This invention relates generally to composite constructions comprising two or more material phases and, more particularly, to composite constructions that are designed having an ordered microstructure of such material phases and method of making the same to provide improved properties of fracture toughness, when compared to conventional single phase cermet materials such as cemented tungsten carbide, and polycrystalline diamond, cubic boron nitride, and the like.
Cermet materials such as cemented tungsten carbide (WCxe2x80x94Co) are well known for their mechanical properties of hardness, toughness and wear resistance, making them a popular material of choice for use in such industrial applications as cutting tools for machining, mining and drilling where its mechanical properties are highly desired. Cemented tungsten carbide, because of its desired properties, has been a dominant material used in such applications as cutting tool surfaces, hard facing, wear component and roller cone rock bit inserts, and cutting inserts in roller cone rock bits, and as the substrate body for drag bit shear cutters. The mechanical properties associated with cemented tungsten carbide and other cermet material, especially the unique combination of hardness, toughness and wear resistance, make this class of materials more desirable than either metal or ceramic materials alone.
For conventional cemented tungsten carbide, the mechanical property of fracture toughness is inversely proportional to hardness, and wear resistance is proportional to hardness. Although the fracture toughness of cemented tungsten carbide has been somewhat improved over the years, it is still a limiting factor in demanding industrial applications such as high penetration drilling, where cemented tungsten carbide inserts often exhibit gross brittle fracture that can lead to catastrophic failure. Traditional metallurgical methods for enhancing fracture toughness, such as grain size refinement, cobalt content optimization, and use of strengthening agents, have been substantially exhausted with respect to conventional cemented tungsten carbide.

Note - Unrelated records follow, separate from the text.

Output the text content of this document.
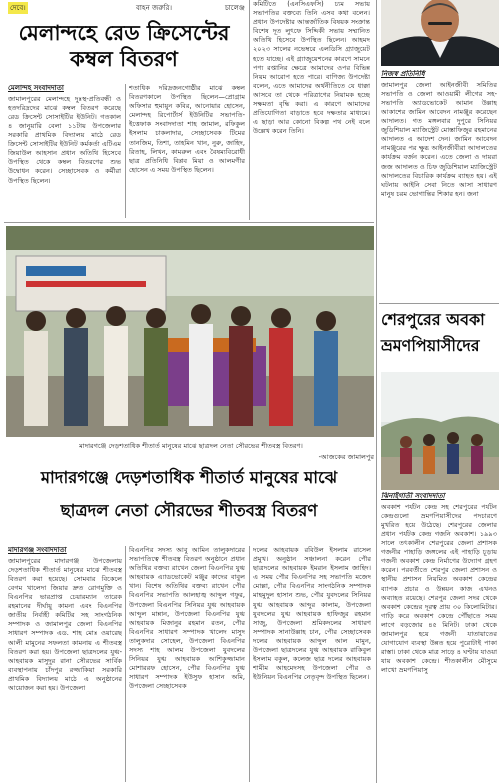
দেবে।	বাহন জরুরি।	চালেঞ্জ
মেলান্দহে রেড ক্রিসেন্টের
কম্বল বিতরণ

মেলান্দহ সংবাদদাতা

জামালপুরের মেলান্দহে দুঃস্থ-প্রতিবন্ধী ও হতদরিদ্রদের মাঝে কম্বল বিতরণ করেছে রেড ক্রিসেন্ট সোসাইটির ইউনিট। গতকাল ৪ জানুয়ারি বেলা ১১টায় উপজেলার সরকারি প্রাথমিক বিদ্যালয় মাঠে রেড ক্রিসেন্ট সোসাইটির ইউনিট কর্মকর্তা এটিএম জিয়াউল আহসান প্রধান অতিথি হিসেবে উপস্থিত থেকে কম্বল বিতরণের শুভ উদ্বোধন করেন। সেচ্ছাসেবক ও কর্মীরা উপস্থিত ছিলেন।

শতাধিক দরিদ্রজনগোষ্ঠীর মাঝে কম্বল বিতরণকালে উপস্থিত ছিলেন—প্রোগ্রাম অফিসার হুমায়ুন কবির, আনোয়ার হোসেন, মেলান্দহ রিপোর্টার্স ইউনিটির সভাপতি-ইত্তেফাক সংবাদদাতা শাহ জামাল, রফিকুল ইসলাম চাকলাদার, সেচ্ছাসেবক টিমের তানজিম, তিশা, তাহমিন খান, নুরু, জাহিদ, রিতাহ, লিখন, কামরুল এবং বৈষম্যবিরোধী ছাত্র প্রতিনিধি বিপ্লব মিয়া ও আলমগীর হোসেন এ সময় উপস্থিত ছিলেন।

কমিটিতে (এনসিএফসি) চ্যম সভায় সভাপতির বক্তব্যে তিনি এসব কথা বলেন। প্রধান উপদেষ্টার আন্তর্জাতিক বিষয়ক সংক্রান্ত বিশেষ দূত লুৎফে সিদ্দিকী সভায় সম্মানিত অতিথি হিসেবে উপস্থিত ছিলেন। আহমদ ২০২৩ সালের নভেম্বরে এলডিসি গ্র্যাজুয়েট হতে যাচ্ছে। এই গ্র্যাজুয়েশনের কারণে সামনে পণ্য রপ্তানির ক্ষেত্রে আমাদের ওপর বিভিন্ন নিয়ম আরোপ হতে পারে। বাণিজ্য উপদেষ্টা বলেন, এতে আমাদের অর্থনীতিতে যে ধাক্কা আসবে তা থেকে পরিত্রাণের নিয়ামক হচ্ছে সক্ষমতা বৃদ্ধি করা। এ কারণে আমাদের প্রতিযোগিতা বাড়াতে হবে দক্ষতার মাধ্যমে। এ ছাড়া আর কোনো বিকল্প পথ নেই বলে উল্লেখ করেন তিনি।

নিজস্ব প্রতিনিধি

জামালপুর জেলা আইনজীবী সমিতির সভাপতি ও জেলা আওয়ামী লীগের সহ-সভাপতি অ্যাডভোকেট আমান উল্লাহ আকাশের জামিন আবেদন নামঞ্জুর করেছেন আদালত। গত মঙ্গলবার দুপুরে সিনিয়র জুডিশিয়াল ম্যাজিস্ট্রেট মোস্তাফিজুর রহমানের আদালত এ আদেশ দেন। জামিন আবেদন নামঞ্জুরের পর ক্ষুব্ধ আইনজীবীরা আদালতের কার্যক্রম বর্জন করেন। এতে জেলা ও দায়রা জজ আদালত ও চিফ জুডিশিয়াল ম্যাজিস্ট্রেট আদালতের বিচারিক কার্যক্রম ব্যাহত হয়। এই ঘটনায় আইনি সেবা নিতে আসা সাধারণ মানুষ চরম ভোগান্তির শিকার হন। জনা

শেরপুরের অবকা
ভ্রমণপিয়াসীদের

ঝিনাইগাতী সংবাদদাতা

অবকাশ পর্যটন কেন্দ্র সহ শেরপুরের পর্যটন কেন্দ্রগুলো ভ্রমণপিয়াসীদের পদচারণে মুখরিত হয়ে উঠেছে। শেরপুরের জেলার প্রধান পর্যটক কেন্দ্র গজনি অবকাশ। ১৯৯৩ সালে তৎকালীন শেরপুরের জেলা প্রশাসক গজনীর পাহাড়ি জঙ্গলের এই পাহাড়ি চূড়ায় গজনী অবকাশ কেন্দ্র নির্মাণের উদ্যোগ গ্রহণ করেন। পরবর্তীতে শেরপুর জেলা প্রশাসন ও স্থানীয় প্রশাসন নিয়মিত অবকাশ কেন্দ্রের ব্যাপক প্রচার ও উন্নয়ন কাজ এখনও অব্যাহত রয়েছে। শেরপুর জেলা সদর থেকে অবকাশ কেন্দ্রের দূরত্ব প্রায় ৩০ কিলোমিটার। গাড়ি করে অবকাশ কেন্দ্রে পৌঁছাতে সময় লাগে বড়জোর ৪৫ মিনিট। ঢাকা থেকে জামালপুর হয়ে গজনী যাতায়াতের যোগাযোগ ব্যবস্থা উন্নত হয়ে পুরোটাই পাকা রাস্তা। ঢাকা থেকে মাত্র সাড়ে ৪ ঘণ্টায় যাওয়া যায় অবকাশ কেন্দ্রে। শীতকালীন মৌসুমে লাখো ভ্রমণপিয়াসু

মাদারগঞ্জে দেড়শতাধিক শীতার্ত মানুষের মাঝে ছাত্রদল নেতা সৌরভের শীতবস্ত্র বিতরণ।
-আজকের জামালপুর
মাদারগঞ্জে দেড়শতাধিক শীতার্ত মানুষের মাঝে
ছাত্রদল নেতা সৌরভের শীতবস্ত্র বিতরণ

মাদারগঞ্জ সংবাদদাতা

জামালপুরের মাদারগঞ্জ উপজেলায় দেড়শতাধিক শীতার্ত মানুষের মাঝে শীতবস্ত্র বিতরণ করা হয়েছে। সোমবার বিকেলে বেগম খালেদা জিয়ার দ্রুত রোগমুক্তি ও বিএনপির ভারপ্রাপ্ত চেয়ারম্যান তারেক রহমানের দীর্ঘায়ু কামনা এবং বিএনপির জাতীয় নির্বাহী কমিটির সহ সাংগঠনিক সম্পাদক ও জামালপুর জেলা বিএনপির সাধারণ সম্পাদক এড. শাহ মোঃ ওয়ারেছ আলী মামুনের সফলতা কামনায় এ শীতবস্ত্র বিতরণ করা হয়। উপজেলা ছাত্রদলের যুগ্ম-আহবায়ক মাসুদুর রানা সৌরভের সার্বিক ব্যবস্থাপনায় চাঁদপুর রজ্জাকিয়া সরকারি প্রাথমিক বিদ্যালয় মাঠে এ অনুষ্ঠানের আয়োজন করা হয়। উপজেলা

বিএনপির সদস্য আবু আমিন তালুকদারের সভাপতিত্বে শীতবস্ত্র বিতরণ অনুষ্ঠানে প্রধান অতিথির বক্তব্য রাখেন জেলা বিএনপির যুগ্ম আহবায়ক এ্যাডভোকেট মঞ্জুর কাদের বাবুল খান। বিশেষ অতিথির বক্তব্য রাখেন পৌর বিএনপির সভাপতি আলহাজ্ব আব্দুল গফুর, উপজেলা বিএনপির সিনিয়র যুগ্ম আহবায়ক আব্দুল মান্নান, উপজেলা বিএনপির যুগ্ম আহবায়ক মিজানুর রহমান রতন, পৌর বিএনপির সাধারণ সম্পাদক খালেদ মাসুদ তালুকদার সোহেল, উপজেলা বিএনপির সদস্য শাহ আলম উপজেলা যুবদলের সিনিয়র যুগ্ম আহবায়ক আশিকুজ্জামান মোশাররফ হোসেন, পৌর বিএনপির যুগ্ম সাধারণ সম্পাদক ইউসুফ হাসান অমি, উপজেলা সেচ্ছাসেবক

দলের আহবায়ক রবিউল ইসলাম রাসেল প্রমুখ। অনুষ্ঠান সঞ্চালনা করেন পৌর ছাত্রদলের আহবায়ক ইমরান ইসলাম জাহিদ। এ সময় পৌর বিএনপির সহ সভাপতি মজেদ মোল্লা, পৌর বিএনপির সাংগঠনিক সম্পাদক মাহমুদুল হাসান শুভ, পৌর যুবদলের সিনিয়র যুগ্ম আহবায়ক আব্দুর কালাম, উপজেলা যুবদলের যুগ্ম আহবায়ক হাফিজুর রহমান সাজু, উপজেলা শ্রমিকদলের সাধারণ সম্পাদক সানাউল্লাহ চান, পৌর সেচ্ছাসেবক দলের আহবায়ক আব্দুল আল মামুন, উপজেলা ছাত্রদলের যুগ্ম আহবায়ক রাকিবুল ইসলাম বকুল, কলেজ ছাত্র দলের আহবায়ক শামীম আহমেদসহ উপজেলা পৌর ও ইউনিয়ন বিএনপির নেতৃবৃন্দ উপস্থিত ছিলেন।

The mechanical properties of commercial grade cemented tungsten carbide can be varied within a particular envelope by adjusting the cobalt metal content and the tungsten carbide grain sizes. For example, the Rockwell A hardness of cemented tungsten carbide can be varied from about 85 to 94, and the fracture toughness can be varied from about 8 to 19 MPamxe2x88x922. Applications of cemented tungsten carbide are limited to this envelope.
Polycrystalline diamond is another type of material that is known to have desirable properties of hardness, and wear resistance, making it especially suitable for those demanding applications described above where high wear resistance is desired. However, this material also suffers from the same problem as cemented tungsten carbide, in that it also displays properties of low fracture toughness that can result in gross brittle failure during usage.
It is, therefore, desirable that a composite construction be developed that has improved properties of fracture toughness, when compared to conventional single phase cermet materials such as cemented tungsten carbide materials, and when compared to single phase conventional materials formed from polycrystalline diamond or cubic boron nitride. It is desirable that such composite construction have such improved fracture toughness without sacrificing other desirable properties of wear resistance and hardness associated with conventional single phase cemented tungsten carbide, polycrystalline diamond, and polycrystalline cubic boron nitride materials. It is desired that such composite constructions be adapted for use in such applications as roller cone bits, hammer bits, drag bits and other mining, construction and machine applications where properties of improved fracture toughness is desired.
Composite constructions having oriented or ordered microstructures, prepared according to principles of this invention, have improved properties of fracture toughness when compared to conventional cermet materials. Composite constructions of this invention comprise a first structural phase formed from a hard material selected from the group consisting of cermet materials, polycrystalline diamond, polycrystalline cubic boron nitride, and mixtures thereof, and a second structural phase formed from a material that is relatively softer than that used to form the first structural phase.
The material selected to form the second structural phase can be the same or different from that used to form the first structural phase. The second structural phase is positioned into contact with at least a portion of the first structural phase. The composite construction includes repeated structural units that each comprise an ordered microstructure of first and second structural phases.
Composite constructions of this invention are prepared by first forming a green-state part, i.e., a preconsolidated/presintered part, into a desired shape having the structural material phases arranged to provide the desired ordered material microstructure, and then consolidating/sintering the part using by using consolidation techniques that are capable of retaining the desired oriented or order material microstructure.
Composite constructions of this invention can be used as working, wear and/or cutting surfaces in such applications as roller cone rock bits and percussion hammer bits, and shear cutters for use in such drilling applications as drag bits. Composite constructions of this invention exhibit increased fracture toughness due to the order microstructure of a substantially continuous binder structural phase disposed around the hard structural phase to increase the overall fracture toughness of the composite by blunting or deflecting the tip of a propagating crack.